O levante global das crianças pela ação climática
"Os adultos sempre falam 'devemos isso aos mais jovens, para dar a eles esperança'. Mas eu não quero a sua esperança. Eu não quero que você seja otimista. Eu quero que você entre em pânico. Eu quero que você sinta o medo que eu sinto todos os dias. E eu quero que você aja." Essas frases, pronunciadas e repetidas por uma menina sueca de 16 anos, são responsáveis pelo levante de milhares de crianças que reivindicam ações imediatas de combate às mudanças climáticas pelo mundo.
Com cartazes e coros como "mudança de sistema ou mudança climática", "não existe Planeta B" e “negação não é uma política”, estudantes tomaram as ruas do Reino Unido e de diversos países como Austrália, Alemanha, Bélgica, Estados Unidos, Japão, entre outros, com uma lista específica de demandas para os líderes mundiais. As chamadas “greves climáticas” são inspiradas nas atitudes da adolescente sueca Greta Thunberg, que em agosto do ano passado deixou de ir à escola nas sextas-feiras para protestar em frente ao Parlamento sueco e pedir que os políticos tomem ações para proteger o meio ambiente.
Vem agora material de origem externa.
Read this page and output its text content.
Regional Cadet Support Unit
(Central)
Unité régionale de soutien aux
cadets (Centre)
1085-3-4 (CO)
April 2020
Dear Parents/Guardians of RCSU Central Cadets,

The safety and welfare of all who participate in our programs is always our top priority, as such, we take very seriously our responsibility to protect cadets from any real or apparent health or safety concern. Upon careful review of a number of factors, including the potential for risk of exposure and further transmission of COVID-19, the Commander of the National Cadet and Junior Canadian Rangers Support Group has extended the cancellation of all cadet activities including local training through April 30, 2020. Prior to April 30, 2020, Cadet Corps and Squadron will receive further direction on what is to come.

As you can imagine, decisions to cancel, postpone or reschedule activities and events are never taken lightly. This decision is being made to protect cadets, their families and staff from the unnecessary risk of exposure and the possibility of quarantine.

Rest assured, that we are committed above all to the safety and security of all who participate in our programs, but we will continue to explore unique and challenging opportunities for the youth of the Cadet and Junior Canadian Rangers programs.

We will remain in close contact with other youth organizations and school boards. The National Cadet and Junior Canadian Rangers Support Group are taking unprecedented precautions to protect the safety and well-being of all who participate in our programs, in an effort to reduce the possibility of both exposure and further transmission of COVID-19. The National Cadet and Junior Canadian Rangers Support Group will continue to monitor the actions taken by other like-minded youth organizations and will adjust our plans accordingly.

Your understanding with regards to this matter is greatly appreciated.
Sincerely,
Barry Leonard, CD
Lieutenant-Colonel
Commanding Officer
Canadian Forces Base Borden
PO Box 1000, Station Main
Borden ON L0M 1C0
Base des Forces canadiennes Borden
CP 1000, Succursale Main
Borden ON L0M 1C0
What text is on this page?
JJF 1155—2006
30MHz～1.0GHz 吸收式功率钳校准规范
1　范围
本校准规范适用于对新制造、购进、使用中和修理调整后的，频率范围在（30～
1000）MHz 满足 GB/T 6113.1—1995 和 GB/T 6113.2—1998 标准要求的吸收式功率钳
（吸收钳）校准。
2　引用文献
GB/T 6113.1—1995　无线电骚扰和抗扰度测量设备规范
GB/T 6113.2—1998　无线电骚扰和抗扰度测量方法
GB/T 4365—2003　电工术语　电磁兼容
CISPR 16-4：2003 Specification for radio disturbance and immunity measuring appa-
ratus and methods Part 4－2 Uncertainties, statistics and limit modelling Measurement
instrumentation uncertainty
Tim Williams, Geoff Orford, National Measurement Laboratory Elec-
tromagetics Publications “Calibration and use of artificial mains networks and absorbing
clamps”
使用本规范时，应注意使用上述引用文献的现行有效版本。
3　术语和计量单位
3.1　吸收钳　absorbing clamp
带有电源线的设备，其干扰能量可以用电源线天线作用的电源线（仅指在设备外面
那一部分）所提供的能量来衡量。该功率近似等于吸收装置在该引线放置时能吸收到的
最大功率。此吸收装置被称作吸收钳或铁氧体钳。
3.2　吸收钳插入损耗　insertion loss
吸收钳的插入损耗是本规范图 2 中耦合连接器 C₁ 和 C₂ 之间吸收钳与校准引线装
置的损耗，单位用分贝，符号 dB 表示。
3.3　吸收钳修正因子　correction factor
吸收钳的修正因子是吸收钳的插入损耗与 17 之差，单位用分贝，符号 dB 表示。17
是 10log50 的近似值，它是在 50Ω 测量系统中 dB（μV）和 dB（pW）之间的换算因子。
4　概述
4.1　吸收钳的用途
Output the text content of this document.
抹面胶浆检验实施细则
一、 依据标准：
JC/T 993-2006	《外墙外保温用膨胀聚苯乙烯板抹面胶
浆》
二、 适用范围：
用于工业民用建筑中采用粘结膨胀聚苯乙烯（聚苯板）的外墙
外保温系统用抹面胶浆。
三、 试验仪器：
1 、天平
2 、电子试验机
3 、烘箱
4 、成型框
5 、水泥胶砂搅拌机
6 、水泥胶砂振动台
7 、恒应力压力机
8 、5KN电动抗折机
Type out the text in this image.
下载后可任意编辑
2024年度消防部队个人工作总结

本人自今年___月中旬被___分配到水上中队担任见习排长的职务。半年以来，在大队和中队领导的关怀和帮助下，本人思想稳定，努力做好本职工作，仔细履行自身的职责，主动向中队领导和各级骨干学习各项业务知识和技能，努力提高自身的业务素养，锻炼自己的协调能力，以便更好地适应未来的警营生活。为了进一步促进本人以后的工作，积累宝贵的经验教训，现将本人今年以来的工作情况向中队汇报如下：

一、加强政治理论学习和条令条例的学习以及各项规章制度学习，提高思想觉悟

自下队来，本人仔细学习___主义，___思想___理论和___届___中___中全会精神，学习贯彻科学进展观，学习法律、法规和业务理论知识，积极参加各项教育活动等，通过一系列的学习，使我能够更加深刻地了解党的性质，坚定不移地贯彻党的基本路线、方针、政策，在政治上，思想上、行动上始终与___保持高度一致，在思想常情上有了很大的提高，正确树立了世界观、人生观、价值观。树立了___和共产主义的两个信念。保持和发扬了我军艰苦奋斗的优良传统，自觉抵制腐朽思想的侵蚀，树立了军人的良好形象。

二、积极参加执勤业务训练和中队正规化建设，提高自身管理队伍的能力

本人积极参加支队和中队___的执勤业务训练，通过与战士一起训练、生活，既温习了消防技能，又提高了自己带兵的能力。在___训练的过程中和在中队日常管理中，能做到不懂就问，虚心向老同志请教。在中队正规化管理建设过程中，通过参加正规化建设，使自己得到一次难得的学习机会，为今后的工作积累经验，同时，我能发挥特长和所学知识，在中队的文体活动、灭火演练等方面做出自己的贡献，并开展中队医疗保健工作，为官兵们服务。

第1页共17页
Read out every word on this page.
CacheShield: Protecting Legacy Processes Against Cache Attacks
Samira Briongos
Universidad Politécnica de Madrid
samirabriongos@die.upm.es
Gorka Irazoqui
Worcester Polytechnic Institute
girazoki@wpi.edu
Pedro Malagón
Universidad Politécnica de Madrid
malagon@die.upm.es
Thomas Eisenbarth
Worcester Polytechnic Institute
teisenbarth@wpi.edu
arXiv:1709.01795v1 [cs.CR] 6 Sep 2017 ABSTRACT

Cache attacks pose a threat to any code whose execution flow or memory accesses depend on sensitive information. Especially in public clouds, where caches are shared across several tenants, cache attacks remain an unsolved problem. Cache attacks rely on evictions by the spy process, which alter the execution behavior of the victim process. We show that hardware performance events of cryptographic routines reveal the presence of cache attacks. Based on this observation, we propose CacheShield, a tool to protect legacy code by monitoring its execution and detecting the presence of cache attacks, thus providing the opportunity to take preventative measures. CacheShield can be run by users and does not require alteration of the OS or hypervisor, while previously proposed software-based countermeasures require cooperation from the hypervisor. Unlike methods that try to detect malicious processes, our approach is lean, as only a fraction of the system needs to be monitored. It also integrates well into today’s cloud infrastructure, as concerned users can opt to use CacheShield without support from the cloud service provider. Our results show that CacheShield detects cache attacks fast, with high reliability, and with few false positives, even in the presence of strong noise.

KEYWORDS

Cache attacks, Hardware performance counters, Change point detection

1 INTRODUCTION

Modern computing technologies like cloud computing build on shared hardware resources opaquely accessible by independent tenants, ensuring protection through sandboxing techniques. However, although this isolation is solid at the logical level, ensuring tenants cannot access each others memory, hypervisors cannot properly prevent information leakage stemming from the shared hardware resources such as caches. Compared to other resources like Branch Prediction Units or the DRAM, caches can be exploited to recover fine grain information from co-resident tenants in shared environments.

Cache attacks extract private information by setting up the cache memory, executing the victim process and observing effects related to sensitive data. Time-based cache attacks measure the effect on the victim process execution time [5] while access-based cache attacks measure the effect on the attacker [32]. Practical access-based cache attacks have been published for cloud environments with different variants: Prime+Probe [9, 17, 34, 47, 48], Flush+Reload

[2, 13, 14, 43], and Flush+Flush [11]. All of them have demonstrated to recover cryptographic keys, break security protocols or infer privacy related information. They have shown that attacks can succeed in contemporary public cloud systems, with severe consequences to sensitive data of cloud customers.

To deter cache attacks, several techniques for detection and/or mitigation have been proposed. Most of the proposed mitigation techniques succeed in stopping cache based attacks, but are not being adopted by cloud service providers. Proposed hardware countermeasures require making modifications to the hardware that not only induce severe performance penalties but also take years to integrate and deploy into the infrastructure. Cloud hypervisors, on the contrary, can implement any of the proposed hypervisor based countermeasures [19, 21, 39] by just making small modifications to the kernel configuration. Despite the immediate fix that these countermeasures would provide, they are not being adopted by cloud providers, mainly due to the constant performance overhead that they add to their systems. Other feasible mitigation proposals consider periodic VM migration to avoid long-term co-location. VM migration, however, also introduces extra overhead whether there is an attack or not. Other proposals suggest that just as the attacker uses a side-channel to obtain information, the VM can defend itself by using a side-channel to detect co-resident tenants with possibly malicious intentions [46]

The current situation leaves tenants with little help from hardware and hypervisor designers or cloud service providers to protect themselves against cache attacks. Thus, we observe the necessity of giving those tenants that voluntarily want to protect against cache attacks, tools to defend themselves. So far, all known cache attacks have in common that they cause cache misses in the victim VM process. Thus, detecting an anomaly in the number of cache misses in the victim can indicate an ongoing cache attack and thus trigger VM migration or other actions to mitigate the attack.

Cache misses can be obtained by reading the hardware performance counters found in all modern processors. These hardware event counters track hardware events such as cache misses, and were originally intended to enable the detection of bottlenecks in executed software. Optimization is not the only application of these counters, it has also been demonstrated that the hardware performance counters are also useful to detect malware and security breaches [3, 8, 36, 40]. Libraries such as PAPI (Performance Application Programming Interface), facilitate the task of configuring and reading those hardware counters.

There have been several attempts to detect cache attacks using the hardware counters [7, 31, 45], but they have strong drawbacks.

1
Em alguns meses, a iniciativa de Greta se transformou em um movimento que já envolveu cerca de 70 mil crianças em centenas de cidades do mundo. De uma menina "invisível", como ela mesma afirma, as ações e palavras de Greta foram se espalhando até chegar o convite para participar da 24ª Conferência das Partes da Convenção-Quadro das Nações Unidas sobre Mudança do Clima (COP24), em dezembro, na Polônia. Com a voz calma, mas com frases duras e sem se importar com possíveis desconfortos da plateia repleta de negociadores climáticos, seu discurso de pouco mais de três minutos foi realizado em nome da "justiça climática”.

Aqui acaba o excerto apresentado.